Quid du marketing affinitaire ?
Dans la monétique, les cartes affinitaires sont un formidable moyen non seulement de vendre un produit financier
différencié de l’offre standard, mais aussi de fidéliser nos clients et de constituer une base de contacts qualifiés.
La moitié des membres du club acceptent de recevoir une newsletter par e-mail et des alertes SMS sur leur
téléphone portable. Nous pourrions envisager de réaliser des campagnes « rebond », par exemple en proposant
une assurance multirisque à un client qui vient de réserver pour assister à un match à l’étranger.
N’existe-t-il pas d’autres moyens d’utiliser
les canaux comme l’e-mail et les SMS ?
Les campagnes d’e-mailing ou de SMS présentent des attraits en termes de coûts.
Mais pour les utiliser à bon escient, nous devons d’abord conquérir nos clients comme des prospects. Ils doivent
consentir à recevoir
des offres promotionnelles selon les principes
de l’« opt-in »*. Nous avançons avec prudence
dans ces nouveaux usages, le consentement des clients étant un préalable indispensable.
* Le client donne son aval pour recevoir des offres commerciales sur son e-mail ou son téléphone mobile.

L'AVIS DE DENIS TASSEL, ASSOCIÉ AU SEIN DU PÔLE BANQUE ET FINANCES D'EUROGROUP


"Une attente d'autonomie dans l'achat de produits bancaires"
le 26/04/2007

Le multicanal est-il une réalité


dans les banques françaises aujourd’hui ?
Oui et non. Oui, car le multicanal en termes d’offres de service et de réalisation d’opérations est une réalité de
marché : les clients peuvent réaliser leurs opérations du quotidien via plusieurs canaux. En ce sens, le multicanal
est même désormais un standard de marché. Non, dès lors que l’on quitte le périmètre des opérations courantes,
où la réalité du multicanal dans la banque de détail devient plus discutable. Les interactions entre les canaux sont
faibles et on est encore plus dans une logique de juxtaposition de canaux (pluricanal) que de réelle synergie. A
titre d’illustration, une étude que nous avons réalisée début 2006 mettait en évidence le fait que quasiment aucun
site internet bancaire ne permettait de prendre un rendez-vous en agence ou d’initier une vente avec un rebond
possible vers la plate-forme téléphonique. En outre, les plates-formes téléphoniques et les sites internet des
banques ont une contribution marginale à la vente alors que la dimension marchande d’internet est une réalité
dans la plupart des secteurs d’activité.
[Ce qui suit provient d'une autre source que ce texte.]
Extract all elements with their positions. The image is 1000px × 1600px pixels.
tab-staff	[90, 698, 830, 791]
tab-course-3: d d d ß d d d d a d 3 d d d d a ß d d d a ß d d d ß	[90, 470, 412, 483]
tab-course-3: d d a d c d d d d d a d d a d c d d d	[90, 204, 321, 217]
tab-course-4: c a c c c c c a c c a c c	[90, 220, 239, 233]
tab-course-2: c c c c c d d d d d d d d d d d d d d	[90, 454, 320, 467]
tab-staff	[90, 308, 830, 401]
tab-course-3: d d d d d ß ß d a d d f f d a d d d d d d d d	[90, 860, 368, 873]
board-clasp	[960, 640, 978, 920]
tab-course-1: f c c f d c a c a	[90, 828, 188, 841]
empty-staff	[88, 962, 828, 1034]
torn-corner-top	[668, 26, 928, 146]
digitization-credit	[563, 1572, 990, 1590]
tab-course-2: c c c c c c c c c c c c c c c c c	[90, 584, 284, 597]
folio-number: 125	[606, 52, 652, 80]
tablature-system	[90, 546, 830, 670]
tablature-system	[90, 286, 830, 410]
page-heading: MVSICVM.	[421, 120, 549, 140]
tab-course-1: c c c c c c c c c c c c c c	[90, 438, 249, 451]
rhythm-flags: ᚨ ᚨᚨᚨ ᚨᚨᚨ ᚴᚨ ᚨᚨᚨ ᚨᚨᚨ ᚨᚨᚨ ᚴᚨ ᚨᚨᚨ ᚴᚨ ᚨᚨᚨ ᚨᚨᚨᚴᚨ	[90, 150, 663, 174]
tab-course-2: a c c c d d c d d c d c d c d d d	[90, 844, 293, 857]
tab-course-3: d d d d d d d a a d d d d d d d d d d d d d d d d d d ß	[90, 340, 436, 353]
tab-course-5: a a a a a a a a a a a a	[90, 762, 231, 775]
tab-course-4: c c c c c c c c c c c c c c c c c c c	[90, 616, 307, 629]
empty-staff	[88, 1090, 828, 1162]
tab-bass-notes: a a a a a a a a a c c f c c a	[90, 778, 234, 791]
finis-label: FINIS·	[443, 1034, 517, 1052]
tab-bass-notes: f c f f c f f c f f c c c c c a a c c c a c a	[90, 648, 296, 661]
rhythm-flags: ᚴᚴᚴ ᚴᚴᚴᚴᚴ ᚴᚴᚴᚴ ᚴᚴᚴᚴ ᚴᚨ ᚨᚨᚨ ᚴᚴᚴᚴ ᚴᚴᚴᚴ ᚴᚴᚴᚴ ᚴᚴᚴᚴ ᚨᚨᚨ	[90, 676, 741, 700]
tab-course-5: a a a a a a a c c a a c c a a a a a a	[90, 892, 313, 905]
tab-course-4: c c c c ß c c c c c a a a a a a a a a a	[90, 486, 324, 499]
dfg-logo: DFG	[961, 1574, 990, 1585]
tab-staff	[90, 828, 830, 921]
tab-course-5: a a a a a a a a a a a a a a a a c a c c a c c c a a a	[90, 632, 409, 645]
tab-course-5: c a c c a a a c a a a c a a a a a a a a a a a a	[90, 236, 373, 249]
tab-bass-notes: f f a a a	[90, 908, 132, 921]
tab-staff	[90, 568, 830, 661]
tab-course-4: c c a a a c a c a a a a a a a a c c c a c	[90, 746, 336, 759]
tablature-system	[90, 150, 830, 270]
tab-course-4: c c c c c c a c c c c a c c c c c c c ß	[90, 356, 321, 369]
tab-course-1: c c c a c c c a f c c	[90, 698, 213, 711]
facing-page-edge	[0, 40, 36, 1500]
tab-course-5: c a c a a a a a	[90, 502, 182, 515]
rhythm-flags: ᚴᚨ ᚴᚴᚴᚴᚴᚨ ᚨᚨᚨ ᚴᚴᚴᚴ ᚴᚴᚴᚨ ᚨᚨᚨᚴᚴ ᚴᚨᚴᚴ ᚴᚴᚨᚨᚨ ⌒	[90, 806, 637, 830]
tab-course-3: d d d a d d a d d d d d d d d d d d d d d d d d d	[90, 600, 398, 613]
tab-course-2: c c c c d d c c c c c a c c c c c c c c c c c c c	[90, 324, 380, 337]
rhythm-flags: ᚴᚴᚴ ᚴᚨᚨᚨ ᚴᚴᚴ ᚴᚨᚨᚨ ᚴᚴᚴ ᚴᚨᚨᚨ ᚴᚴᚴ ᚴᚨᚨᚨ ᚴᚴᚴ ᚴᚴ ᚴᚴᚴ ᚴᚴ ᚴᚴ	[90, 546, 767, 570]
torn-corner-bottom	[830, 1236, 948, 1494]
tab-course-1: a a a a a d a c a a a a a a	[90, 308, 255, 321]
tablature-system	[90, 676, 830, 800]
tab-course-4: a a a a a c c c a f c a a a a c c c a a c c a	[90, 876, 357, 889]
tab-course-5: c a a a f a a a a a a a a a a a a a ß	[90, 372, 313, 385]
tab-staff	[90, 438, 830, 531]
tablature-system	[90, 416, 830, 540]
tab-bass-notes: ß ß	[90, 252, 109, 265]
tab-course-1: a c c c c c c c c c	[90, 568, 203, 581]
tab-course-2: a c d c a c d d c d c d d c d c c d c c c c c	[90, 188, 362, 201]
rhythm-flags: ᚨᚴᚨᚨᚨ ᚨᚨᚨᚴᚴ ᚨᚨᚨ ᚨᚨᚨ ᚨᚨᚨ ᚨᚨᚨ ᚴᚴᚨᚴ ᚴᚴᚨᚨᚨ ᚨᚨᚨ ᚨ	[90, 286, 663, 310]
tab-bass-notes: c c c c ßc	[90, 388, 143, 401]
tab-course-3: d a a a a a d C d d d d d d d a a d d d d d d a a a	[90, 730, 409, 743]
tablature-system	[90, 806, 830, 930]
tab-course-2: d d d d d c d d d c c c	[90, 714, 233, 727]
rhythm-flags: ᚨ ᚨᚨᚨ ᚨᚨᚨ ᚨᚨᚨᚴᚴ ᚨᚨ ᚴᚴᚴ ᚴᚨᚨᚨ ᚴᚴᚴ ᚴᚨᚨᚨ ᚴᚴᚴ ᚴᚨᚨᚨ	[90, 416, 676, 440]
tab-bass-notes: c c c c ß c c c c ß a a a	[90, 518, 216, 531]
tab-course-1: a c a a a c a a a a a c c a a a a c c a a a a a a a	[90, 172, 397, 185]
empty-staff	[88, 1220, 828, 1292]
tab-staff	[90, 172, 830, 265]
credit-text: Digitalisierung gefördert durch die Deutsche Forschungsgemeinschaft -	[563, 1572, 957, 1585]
Internet devient incontournable dans la distribution de crédits à la
consommation, de valeurs mobilières… Cette mutation est mieux appréhendée par les acteurs spécialisés, voire
par de nouveaux acteurs (courtiers, brokers on line, etc.)
Cette situation va-t-elle perdurer ?
Assurément non. Des initiatives récentes ( Boursorama Banque et Monabanq. notamment) nous semblent être
en mesure de rencontrer un réel succès et pourraient faire « sauter » le verrou créé par les échecs des pure
internet players des dernières années. Mais, et cela nous semble être le principal facteur de changement, les
grands acteurs de la Place sont ou se mettent progressivement en situation de renforcer la dimension multicanal
de leur dispositif de distribution (adaptation des métiers, des systèmes d’information, des dispositifs de suivi et de
pilotage…).
Pourquoi une accélération dans le déploiement effectif du multicanal ?

Deux raisons nous semblent pouvoir être mises en avant. Tout d’abord, une prise de conscience généralisée des
enjeux commerciaux et financiers associés à la vente à distance de produits financiers et des risques de
marginalisation dans le cas contraire. Et, d’autre part, la satisfaction des attentes d’une frange de la clientèle qui
souhaite être autonome dans tout ou partie de l’acte d’achat. Tout cela milite pour un accroissement très
significatif de la part de produits bancaires vendus à distance, concrétisant ainsi les promesses du multicanal.